When a man who went under the name Paul William Hampel was arrested at Trudeau airport in Montreal on November 14, few could have predicted it would eventually become such a fitting complement to the release of the latest installment in the James Bond series.

 

The National Post's Stewart Bell first broke the story on November 16, but few details emerged until a summary of the accusations by the Canadian Security and Intelligence Service (CSIS) was released on Tuesday by the Federal Court.

 

The statement alleges that, although he was issued a Canadian passport, the defendant is not a Canadian citizen - he's a Russian national working for the Sluzhba Vneshney Razvedki (SVR). The SVR, according to CSIS, is the foreign operations component of the Russian Intelligence Services (RIS). Hampel is accused of having operated in Canada over the past decade as what CSIS calls an "SVR illegal," or an "elite Russian intelligence officer ... deployed in particularly sensitive operations."

 

In other words, a spy.

 

When Hampel was arrested, he was carrying what the Toronto Star has described as "the signature tools of a 21st century secret agent." Among the items seized: $7,800 in five different currencies, several bank and credit cards, three cellular phones, password-encrypted SIM cards, two digital cameras, a short wave radio and a fake Ontario birth certificate. And he was traveling under the third Canadian passport he had been issued since 1995.

 

Whatever exactly Hampel was spying on, all the intrigue around him may prove to be the best possible publicity for one of the federal government's most controversial post-9/11 policies. 

 

Hampel's arrest followed the issue of a security certificate, signed by Immigration Minister Monte Solberg and Public Safety Minister Stockwell Day, that reportedly branded him a threat to Canadian national security.

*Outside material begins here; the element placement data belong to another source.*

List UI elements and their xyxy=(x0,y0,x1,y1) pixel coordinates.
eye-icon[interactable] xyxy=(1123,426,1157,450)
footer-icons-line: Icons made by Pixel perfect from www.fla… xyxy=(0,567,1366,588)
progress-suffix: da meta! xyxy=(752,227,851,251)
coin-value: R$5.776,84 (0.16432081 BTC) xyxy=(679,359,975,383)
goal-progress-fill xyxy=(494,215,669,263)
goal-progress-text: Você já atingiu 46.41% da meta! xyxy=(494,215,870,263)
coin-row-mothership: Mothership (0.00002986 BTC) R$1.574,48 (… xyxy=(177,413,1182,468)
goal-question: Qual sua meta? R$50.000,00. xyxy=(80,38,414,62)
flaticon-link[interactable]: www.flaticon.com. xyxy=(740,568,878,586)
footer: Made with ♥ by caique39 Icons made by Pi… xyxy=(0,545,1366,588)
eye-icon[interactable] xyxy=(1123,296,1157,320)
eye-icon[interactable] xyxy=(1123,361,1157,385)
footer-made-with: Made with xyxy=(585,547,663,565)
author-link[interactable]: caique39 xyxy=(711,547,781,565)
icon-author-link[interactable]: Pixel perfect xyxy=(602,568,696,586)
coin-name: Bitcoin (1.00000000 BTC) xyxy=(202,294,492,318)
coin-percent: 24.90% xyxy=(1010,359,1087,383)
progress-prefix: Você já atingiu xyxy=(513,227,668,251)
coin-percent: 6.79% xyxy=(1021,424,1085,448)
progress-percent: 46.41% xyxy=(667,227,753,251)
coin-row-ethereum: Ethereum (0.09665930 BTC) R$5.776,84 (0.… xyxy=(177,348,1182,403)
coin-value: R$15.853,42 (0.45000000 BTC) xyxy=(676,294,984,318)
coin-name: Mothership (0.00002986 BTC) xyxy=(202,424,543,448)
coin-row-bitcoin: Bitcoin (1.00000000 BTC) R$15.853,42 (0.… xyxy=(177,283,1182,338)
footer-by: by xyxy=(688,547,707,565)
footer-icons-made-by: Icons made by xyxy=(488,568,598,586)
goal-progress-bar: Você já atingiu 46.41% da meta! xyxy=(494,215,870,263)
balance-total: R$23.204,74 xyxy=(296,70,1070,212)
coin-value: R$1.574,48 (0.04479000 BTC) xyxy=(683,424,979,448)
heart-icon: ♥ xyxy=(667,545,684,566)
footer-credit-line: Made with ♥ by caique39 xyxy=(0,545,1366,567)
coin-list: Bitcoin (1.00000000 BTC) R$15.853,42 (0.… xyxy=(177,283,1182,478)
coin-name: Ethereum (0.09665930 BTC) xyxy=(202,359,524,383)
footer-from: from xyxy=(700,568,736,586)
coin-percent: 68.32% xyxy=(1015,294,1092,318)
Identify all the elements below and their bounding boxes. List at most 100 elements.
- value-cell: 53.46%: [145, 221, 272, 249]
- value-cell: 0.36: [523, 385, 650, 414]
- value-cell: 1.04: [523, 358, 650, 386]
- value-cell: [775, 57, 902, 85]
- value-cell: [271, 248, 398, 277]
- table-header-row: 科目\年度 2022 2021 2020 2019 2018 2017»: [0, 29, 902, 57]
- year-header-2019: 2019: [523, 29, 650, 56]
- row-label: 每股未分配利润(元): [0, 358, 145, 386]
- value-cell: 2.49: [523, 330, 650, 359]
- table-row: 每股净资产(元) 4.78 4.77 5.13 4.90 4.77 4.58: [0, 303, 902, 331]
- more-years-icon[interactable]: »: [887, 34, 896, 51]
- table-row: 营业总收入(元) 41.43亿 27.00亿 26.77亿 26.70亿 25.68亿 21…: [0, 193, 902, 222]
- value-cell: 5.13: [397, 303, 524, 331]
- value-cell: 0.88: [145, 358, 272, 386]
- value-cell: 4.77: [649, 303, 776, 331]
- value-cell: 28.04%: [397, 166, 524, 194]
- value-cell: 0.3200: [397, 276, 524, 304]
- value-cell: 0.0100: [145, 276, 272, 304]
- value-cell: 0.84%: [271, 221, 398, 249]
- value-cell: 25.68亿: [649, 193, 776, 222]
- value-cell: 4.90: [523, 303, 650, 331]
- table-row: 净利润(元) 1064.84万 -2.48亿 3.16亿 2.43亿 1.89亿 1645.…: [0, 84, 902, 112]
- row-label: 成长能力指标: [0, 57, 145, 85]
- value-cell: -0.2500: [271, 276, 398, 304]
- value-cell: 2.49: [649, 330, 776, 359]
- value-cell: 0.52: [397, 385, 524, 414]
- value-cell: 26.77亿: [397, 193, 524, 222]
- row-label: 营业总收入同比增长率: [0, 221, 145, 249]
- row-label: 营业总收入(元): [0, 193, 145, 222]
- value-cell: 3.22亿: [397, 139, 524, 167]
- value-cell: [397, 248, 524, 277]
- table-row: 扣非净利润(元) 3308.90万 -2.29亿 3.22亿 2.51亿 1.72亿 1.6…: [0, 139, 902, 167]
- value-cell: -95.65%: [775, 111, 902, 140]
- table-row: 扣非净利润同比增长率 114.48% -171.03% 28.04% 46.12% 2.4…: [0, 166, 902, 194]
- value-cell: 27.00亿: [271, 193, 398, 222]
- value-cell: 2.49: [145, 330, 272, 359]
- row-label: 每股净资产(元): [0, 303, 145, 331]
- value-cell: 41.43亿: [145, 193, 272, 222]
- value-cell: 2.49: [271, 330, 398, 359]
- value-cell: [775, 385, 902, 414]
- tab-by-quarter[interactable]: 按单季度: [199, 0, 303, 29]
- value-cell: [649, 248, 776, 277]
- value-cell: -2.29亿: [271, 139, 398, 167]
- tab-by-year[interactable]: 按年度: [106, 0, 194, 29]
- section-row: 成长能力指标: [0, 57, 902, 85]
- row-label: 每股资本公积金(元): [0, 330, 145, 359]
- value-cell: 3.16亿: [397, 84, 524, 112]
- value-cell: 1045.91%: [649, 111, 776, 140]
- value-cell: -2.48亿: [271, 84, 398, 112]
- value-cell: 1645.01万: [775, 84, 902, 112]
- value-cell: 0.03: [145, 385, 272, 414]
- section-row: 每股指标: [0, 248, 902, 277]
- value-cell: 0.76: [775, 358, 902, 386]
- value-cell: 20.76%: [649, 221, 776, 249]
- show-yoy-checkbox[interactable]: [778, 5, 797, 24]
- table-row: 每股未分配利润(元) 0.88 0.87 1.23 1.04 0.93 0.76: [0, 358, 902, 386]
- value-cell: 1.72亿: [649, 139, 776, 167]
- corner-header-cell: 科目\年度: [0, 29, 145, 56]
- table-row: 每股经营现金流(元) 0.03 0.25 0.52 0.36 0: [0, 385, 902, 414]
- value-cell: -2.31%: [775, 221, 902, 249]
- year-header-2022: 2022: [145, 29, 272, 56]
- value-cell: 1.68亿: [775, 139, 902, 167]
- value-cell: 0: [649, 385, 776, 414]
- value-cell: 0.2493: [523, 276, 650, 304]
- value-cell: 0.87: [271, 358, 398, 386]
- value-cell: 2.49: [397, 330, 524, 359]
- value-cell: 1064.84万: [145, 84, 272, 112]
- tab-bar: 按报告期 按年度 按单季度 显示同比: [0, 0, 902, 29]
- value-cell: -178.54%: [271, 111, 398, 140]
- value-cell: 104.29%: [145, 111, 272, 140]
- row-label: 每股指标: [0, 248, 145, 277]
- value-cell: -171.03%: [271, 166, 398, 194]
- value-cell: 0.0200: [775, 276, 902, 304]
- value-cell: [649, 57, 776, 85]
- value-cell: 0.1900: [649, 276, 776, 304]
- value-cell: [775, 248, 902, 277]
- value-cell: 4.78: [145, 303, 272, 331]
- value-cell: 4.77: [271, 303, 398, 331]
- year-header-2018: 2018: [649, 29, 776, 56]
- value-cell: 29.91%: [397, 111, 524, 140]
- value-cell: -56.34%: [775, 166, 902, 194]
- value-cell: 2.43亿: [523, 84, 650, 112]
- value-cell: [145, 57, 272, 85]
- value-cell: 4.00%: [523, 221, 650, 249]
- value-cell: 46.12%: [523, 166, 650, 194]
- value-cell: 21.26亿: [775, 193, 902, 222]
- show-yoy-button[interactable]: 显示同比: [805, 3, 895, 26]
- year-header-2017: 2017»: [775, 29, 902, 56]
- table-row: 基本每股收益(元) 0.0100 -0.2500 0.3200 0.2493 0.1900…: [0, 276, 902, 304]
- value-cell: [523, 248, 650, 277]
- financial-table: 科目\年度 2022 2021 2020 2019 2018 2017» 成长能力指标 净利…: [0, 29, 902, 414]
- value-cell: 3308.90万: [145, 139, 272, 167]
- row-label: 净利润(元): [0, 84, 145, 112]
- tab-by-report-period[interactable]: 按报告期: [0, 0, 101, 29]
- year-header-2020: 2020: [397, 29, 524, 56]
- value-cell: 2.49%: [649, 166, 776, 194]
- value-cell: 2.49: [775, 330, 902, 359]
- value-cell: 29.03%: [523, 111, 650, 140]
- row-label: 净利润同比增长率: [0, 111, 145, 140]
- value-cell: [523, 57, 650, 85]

The CB C reported last Thursday that the certificate had authorized the then-unnamed Hampel's arrest "for engaging in espionage, or an act of subversion against a democratic government."

 

Security certificates have come under significant fire in the past few years, especially those issued in the high-profile cases of Adil Charkaoui and Mohamed Harkat. Both men have since been released under strict bail conditions, but their cases sparked outrage over the issuing of certificates that allow police to detain suspects without charges and without providing them complete access to the evidence against them.

 

According to the Toronto Star's Thomas Walkom, a vocal critic of federal security policies, Hampel's arrest could ultimately revive sagging public support for the beleaguered security certificate.

 

"Few Canadians will be outraged by the use of a security certificate in this case," the columnist recently argued. "A good many may find it comforting to be back in the familiar Le Carré world of the Cold War, where spies are spies, Russians are the bad guys and the murkiness of international intrigue is at least comprehensible."

 

Then again, one of Hampel's lawyers, Stéphane Handfield, seems to think that pushing the security certificate angle will work to his client's advantage.

 

"The image I have of this process is that the person listed on the certificate is convicted and sentenced, and after that we get around to having a trial," he told the Star.

 

More broadly, Hampel's arrest certainly appears to lend some credence to CSIS' claim that espionage is still a major threat to Canadian security. In a heavily-censored document obtained and released by the Post, CSIS officials allege that "Although espionage is often thought of as a relic of the Cold War, in reality it has continued, and in many ways intensified, over the past 15 years."

 

Last weekend, The Globe and Mail  reported that Russia "is increasingly sending its eyes and ears abroad to try to close its 20-year technology gap in Western technologies and military systems." Noting that Russian President Vladimir Putin recently declared a new $400-million facility constructed for Russia's intelligence services to be "the best-equipped complex that any intelligence agency in any country has," the Globe suggested that "there could be as many as 100 Russian spies in the United States, another 40 in Britain." In Canada, "CSIS will say only that it is trying to keep its eyes on 150 foreign spies in total."

 

Meanwhile, the Hampel saga is already prompting calls for changes in Canada-Russia relations.

 

Contending that "Mr. Putin's Russia seems hurtling back toward old police state politics," and citing in particular allegations that Moscow played a role in the possible assassination attempt on a former KGB agent in Britain and the assassination of journalist Anna Politkovskaya, the Ottawa Citizen has called - albeit fairly mildly - for Canada to take a stand.

 

"First, protest," the Citizen instructed in an editorial published Wednesday. "When the Kremlin misbehaves, the West must react strongly. But we must also engage the Russians, to persuade them of the benefit of playing by the rules of international co-operation. Russia is too important strategically to be shunned.

 

"Russia is not the friend we had hoped it would become when communis m collapsed, but that does not mean that it can't be."